I've been following the news about schools returning to healthier cafeteria fare with a good deal of interest. My question is: what made them lower their standards so drastically in the first place?
When I was in school, there were two choices: bring a sack lunch or eat the daily entree in the cafeteria. There were no vending machines of any kind. If you didn't want a half pint of milk or chocolate milk to go with your meal, there was always the drinking fountain.
I usually brought my lunch from home, but the cafeteria food wasn't really that bad (except for the chicken chow mein, which was always an off-putting pale chartreuse color). The cafeteria meals included all of the four basic food groups plus a modest dessert, and cost very little.

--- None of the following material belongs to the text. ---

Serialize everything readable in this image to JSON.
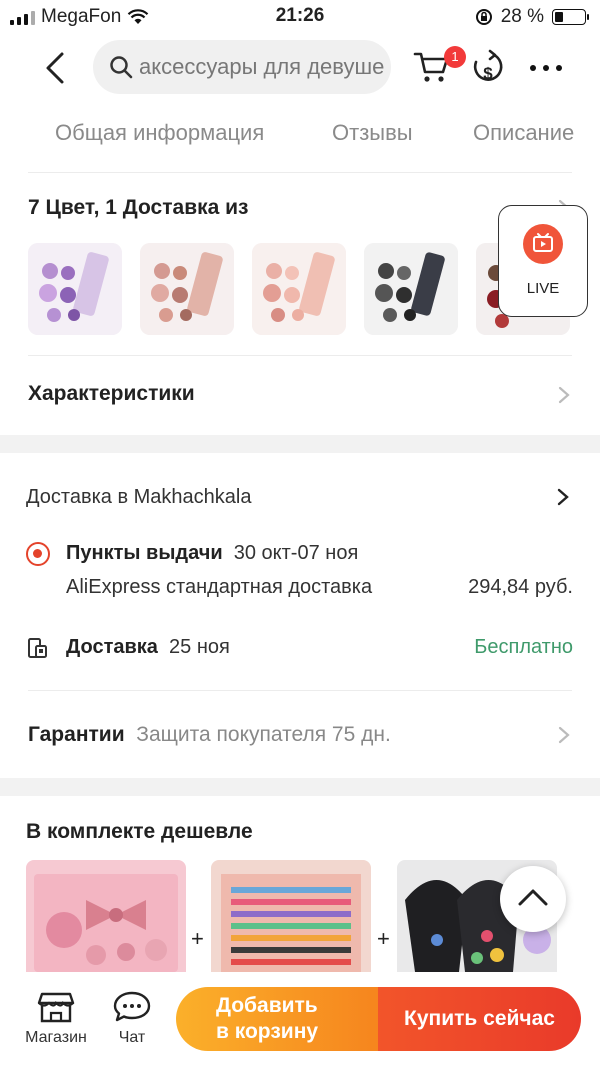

I could see that things had changed when my husband's sister lived with us while she went to high school. I was appalled to see banks of vending machines in the cafeteria packed with sugar-filled sodas and candy bars. Presumably the cafeteria staff still made traditional school meals, but I doubt that any of the kids bought them when they could have Pizza Hut, hamburgers and french fries, and other junk food every day.
It's no wonder obesity continues to rise among children. If I'd been given the opportunity to eat fast food every day as a child, I'd have tossed my PB&J and apple and lined up for the pizza and french fries. I know this because as soon as I started college and had access to unlimited junk food, my dietary standards immediately went downhill.
I hope we're seeing the trend toward junk food in school cafeterias is coming to an end. Yes, schools need to have physical education classes, too (it's hard to believe that gym class has gone by the wayside), but limited access to tempting, empty calories is also important.